On the first day of Paris Fashion Week, three big design houses focused on The Lady, with wildly different results...
 

MAISON MARGIELA


Trust John Galliano to cut to the chase with the season’s biggest message: The Lady is back. Only this was Galliano for Maison Margiela, so anything polite was twisted, everything pretty was skewed and all things ladylike subverted. Take the opening coat straight out of the early 1960s (the early years of that decade have been on repeat all season), here in ivory with a leopard collar, kitten heels with thick ankle straps (the back of the heel reinforced an extra inch), a blue-rinse beehive for hair, silver maquillage below the eyes and a big handbag that looked as if it might have been whitewashed with a paint roller. There were gauzy layers everywhere, but Galliano’s came over a shimmering vest that resembled the shards of a broken mirror. There were metallics, but he offered them in zip-through cargo-pocketed skirts, one worn with a fishnet body stocking on a young man. Galliano played with the Maison’s codes: a cricket sweater with sawn-off sleeves came trimmed in chain and wrapped with Cellophane; a coat carried ornamentation in the form of giant diamond chandelier earrings; a trouser suit appeared in shocking, piercing green; a pleated white dress looked as if it had been driven over by a motorbike, leaving black tyre marks; mini backpacks were tied on every look Obi-style, worn with Japanese-esque slim T-shirts and long narrow skirts. It was a great show. Best of all, was the occasional eruption of undiluted Galliano, such as the kick-ass bias-cut bronze gown, straight out of the designer’s own archive. Galliano’s ability to blend the two is looking increasingly lovely.

 
DRIES VAN NOTEN

Again The Lady. Only this time, in Dries World, that meant the 1940s and, er, Mohawk prints. Dries, the multi-culti-obsessive-cum-master-colour-and-texturalist said his collections was: ‘Flamboyant, impulsive, vivacious, observant, infatuated, jubilant, kinky, fearless and flirtatious.’ And so it was. Colour clashed. Pattern swirled. And silhouettes were polarised: first, huge trousers and dirndls sprang out from tiny waists, and mismatched printed jackets and coats were issued with big firm shoulders. Then Dries played soft with elegant tea dresses, straight out of Keira Knightley's wardrobe for The Imitation Game, followed by strappy slips and oodles of layers of ruffled net. It was interesting to see Van Noten play with the bra (fast becoming a major ‘piece’ for SS16). It appeared in shocking pink over a tattoo body stocking, as part of a simple white dress in bronze, or covering breasts in those barely-there lingerie-style slip dresses we’ve seen everywhere since New York Fashion Week.
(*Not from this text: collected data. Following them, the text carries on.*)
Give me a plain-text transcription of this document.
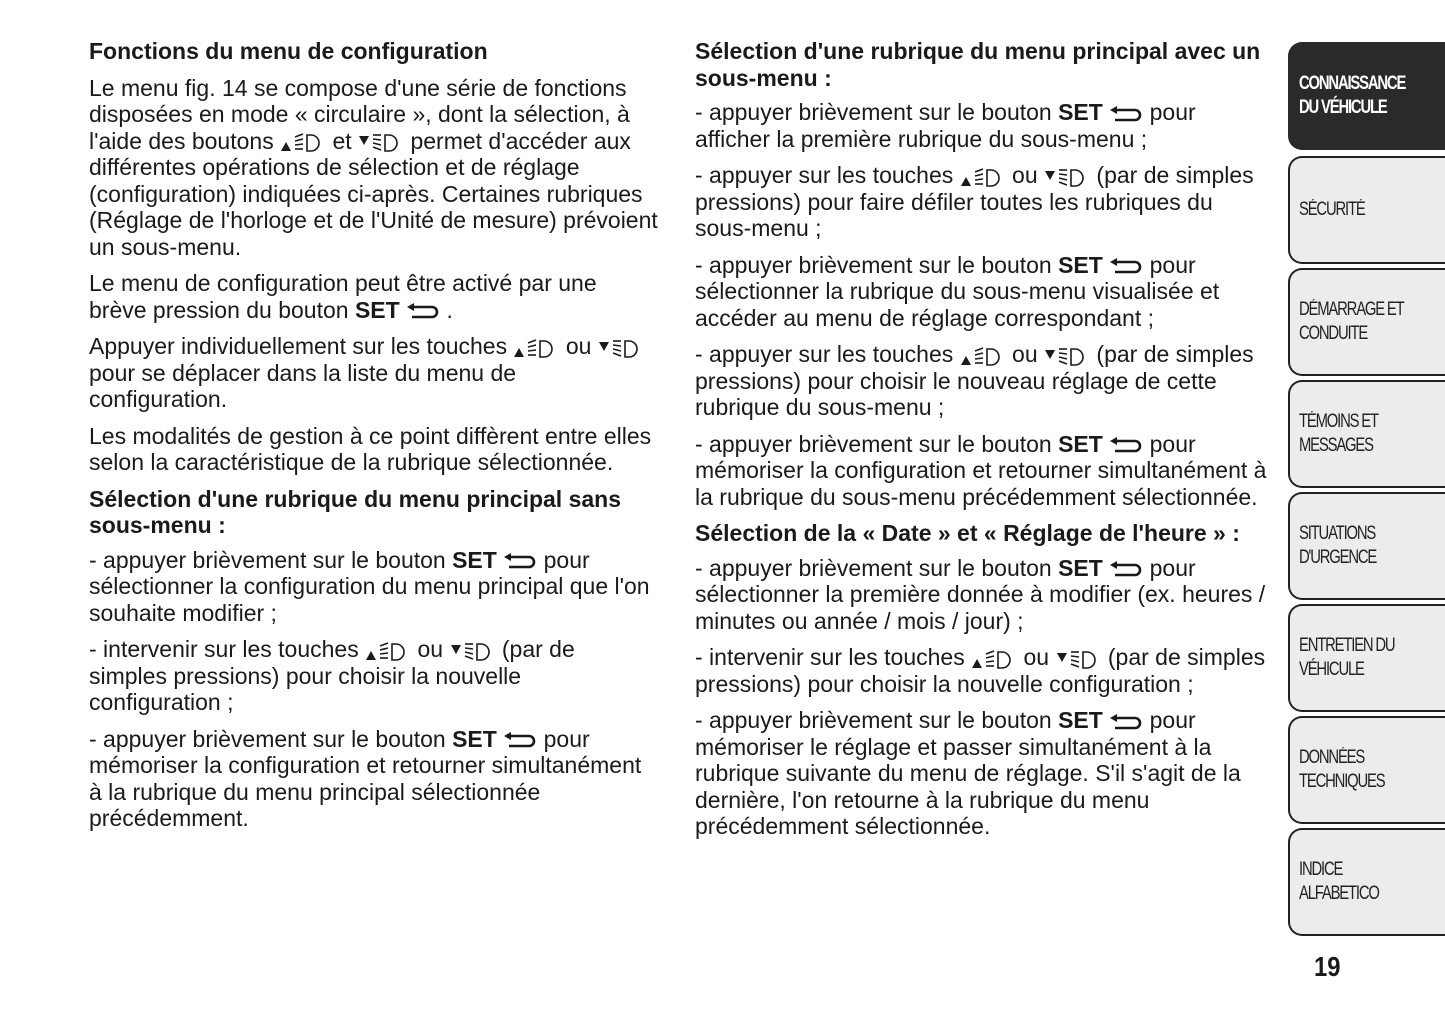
Fonctions du menu de configuration

Le menu fig. 14 se compose d'une série de fonctions disposées en mode « circulaire », dont la sélection, à l'aide des boutons	et	permet d'accéder aux différentes opérations de sélection et de réglage (configuration) indiquées ci-après. Certaines rubriques (Réglage de l'horloge et de l'Unité de mesure) prévoient un sous-menu.

Le menu de configuration peut être activé par une brève pression du bouton SET .

Appuyer individuellement sur les touches	ou
pour se déplacer dans la liste du menu de configuration.

Les modalités de gestion à ce point diffèrent entre elles selon la caractéristique de la rubrique sélectionnée.

Sélection d'une rubrique du menu principal sans sous-menu :

- appuyer brièvement sur le bouton SET pour sélectionner la configuration du menu principal que l'on souhaite modifier ;

- intervenir sur les touches	ou	(par de simples pressions) pour choisir la nouvelle configuration ;

- appuyer brièvement sur le bouton SET pour mémoriser la configuration et retourner simultanément à la rubrique du menu principal sélectionnée précédemment.

Sélection d'une rubrique du menu principal avec un sous-menu :

- appuyer brièvement sur le bouton SET pour afficher la première rubrique du sous-menu ;

- appuyer sur les touches	ou	(par de simples pressions) pour faire défiler toutes les rubriques du sous-menu ;

- appuyer brièvement sur le bouton SET pour sélectionner la rubrique du sous-menu visualisée et accéder au menu de réglage correspondant ;

- appuyer sur les touches	ou	(par de simples pressions) pour choisir le nouveau réglage de cette rubrique du sous-menu ;

- appuyer brièvement sur le bouton SET pour mémoriser la configuration et retourner simultanément à la rubrique du sous-menu précédemment sélectionnée.

Sélection de la « Date » et « Réglage de l'heure » :

- appuyer brièvement sur le bouton SET pour sélectionner la première donnée à modifier (ex. heures / minutes ou année / mois / jour) ;

- intervenir sur les touches	ou	(par de simples pressions) pour choisir la nouvelle configuration ;

- appuyer brièvement sur le bouton SET pour mémoriser le réglage et passer simultanément à la rubrique suivante du menu de réglage. S'il s'agit de la dernière, l'on retourne à la rubrique du menu précédemment sélectionnée.

CONNAISSANCE
DU VÉHICULE
SÉCURITÉ
DÉMARRAGE ET
CONDUITE
TÉMOINS ET
MESSAGES
SITUATIONS
D'URGENCE
ENTRETIEN DU
VÉHICULE
DONNÉES
TECHNIQUES
INDICE ALFABETICO
19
As for the Mohawk prints – a pattern best described as unfurling birds’ wings – they came in gorgeous colours and appeared on everything, culminating in vivid sequins. Throughout, right in the middle of the warehouse runway, a string quartet played – not your average classical fare, but a discordant, elaborate rhythm, weirdly beautiful. Just like the clothes.
 
ROCHAS

Alessandro Dell’Acqua took one lady – Gala Dalí – and riffed. Dalí was muse and wife of surrealist artist, Salvador Dalí, said the show notes, which explained why giraffes suddenly appeared in vivid embroideries on a sleeved dress and narrow pencil skirt. What other surreal touches? Pointy fine-heeled shoes that looked fluffy, until they got closer and we could see they were made from frayed lace. Big bows that sprouted from the chests of dresses like flamboyantly wrapped presents. Jacquard woven to imitate popcorn and lots of transparent layers shrouding apparently ‘normal’ clothes, like black lace over Western shirts, or diaphanous white over cartoonish images of sunsets and surf on sporty tank tops and T-shirts. There was also a good deal of shiny PVC underwear in ice-cream shades that gleamed under whisker-fine lace. Perhaps the plastic went a bit too far for this brand that is all about The Lady. But it was good to see Dell’Acqua take the manicured feminine spirit of the house and rewrite it with sport, surrealism and sequins.